How to use espeakup, revisited...

Tony Baechler tony at baechler.net
Wed Sep 23 01:32:49 EDT 2009


Hi,

I have a further suggestion which might solve the below problem with 
people not being informed of changes.  I know that Debian and all the 
BSD branches do something similar.  That is to create a separate list 
where new change logs would automatically be posted.  There was a list 
called speakup-cvs for that purpose but it's dead now.  The reason for 
making it a separate list is to avoid potentially cluttering this list 
with excess traffic in which most people aren't interested.  For major 
releases, an announcement can still be posted here as has been done 
recently (thanks Chris and William) but for small changes, the output of 
git-log could be posted to a new speakup-git list.  I think such a new 
list would have moderate traffic.  Sometimes several days go by with no 
activity but other times there are several small changes in a day.  I'm 
fairly sure that git has a facility to do this.  The Linux kernel also 
has a list which posts changes and it is kept in git.  I think I saw 
something called git-mail but I could be imagining things.  Is this a 
good idea?  I'm not skilled enough with git to do it myself, but perhaps 
Kirk could create the list and someone could set this up.  Any thoughts?

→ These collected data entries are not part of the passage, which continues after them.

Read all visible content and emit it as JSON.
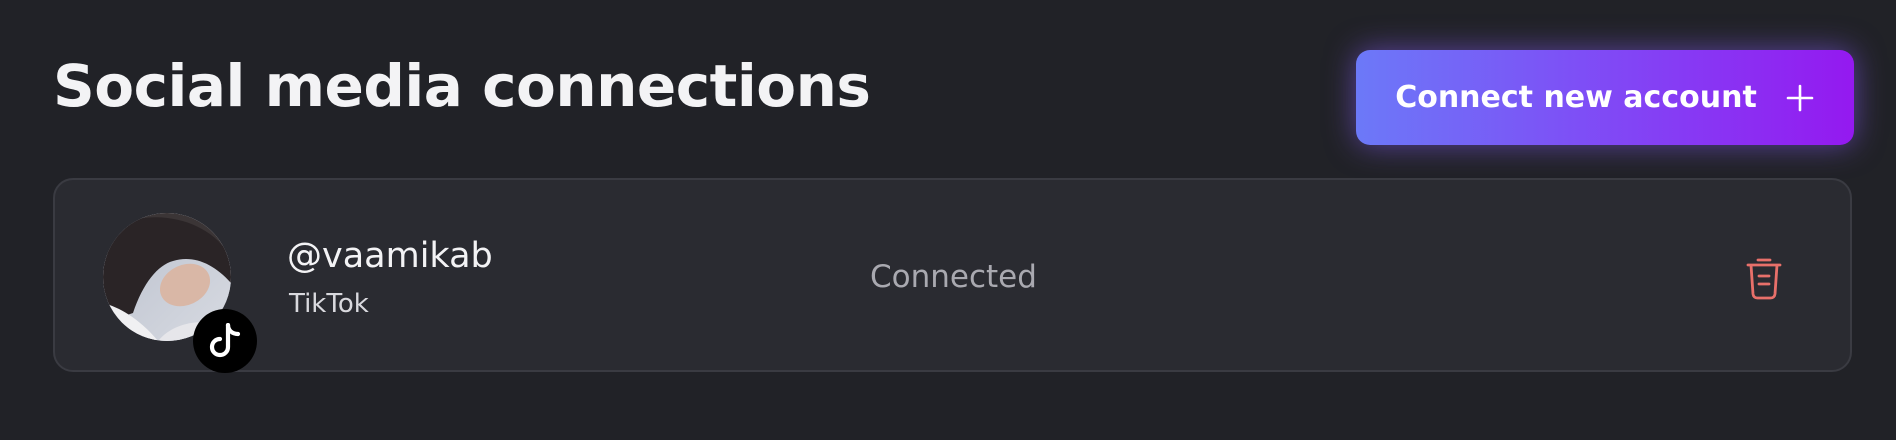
{
  "header": {
    "title": "Social media connections",
    "connect_button_label": "Connect new account"
  },
  "icons": {
    "plus": "plus-icon",
    "tiktok": "tiktok-icon",
    "trash": "trash-icon"
  },
  "accounts": [
    {
      "handle": "@vaamikab",
      "platform": "TikTok",
      "status": "Connected"
    }
  ],
  "colors": {
    "background": "#212227",
    "card": "#2a2b31",
    "button_gradient_start": "#6c79f8",
    "button_gradient_end": "#9419f0",
    "delete_icon": "#e8706a",
    "status_text": "#a9a9b0"
  }
}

On 9/22/2009 3:23 PM, Gregory Nowak wrote:
> While I'll agree that it would be nice to see a list of changes posted
> here as they happen, I don't think this is strictly necessary, that's
> what the very well detailed changelog is for. Once you've checked
> speakup out from git, switch to the directory with the sources, and
> do:
> git log
> and you'll want to pipe that through your favorite pager of
> course. If you get speakup as a package from your distribution's
> repository, then there should be a changelog included with your
> package. To summarize, while it would be nice to see a list of changes
> posted here periodically, if it comes down to the development team
> spending time on duplicating already existing information, or instead
> spending that time on fixing bugs/implementing new features, I'd
> rather see the developers use that time to do the latter personally.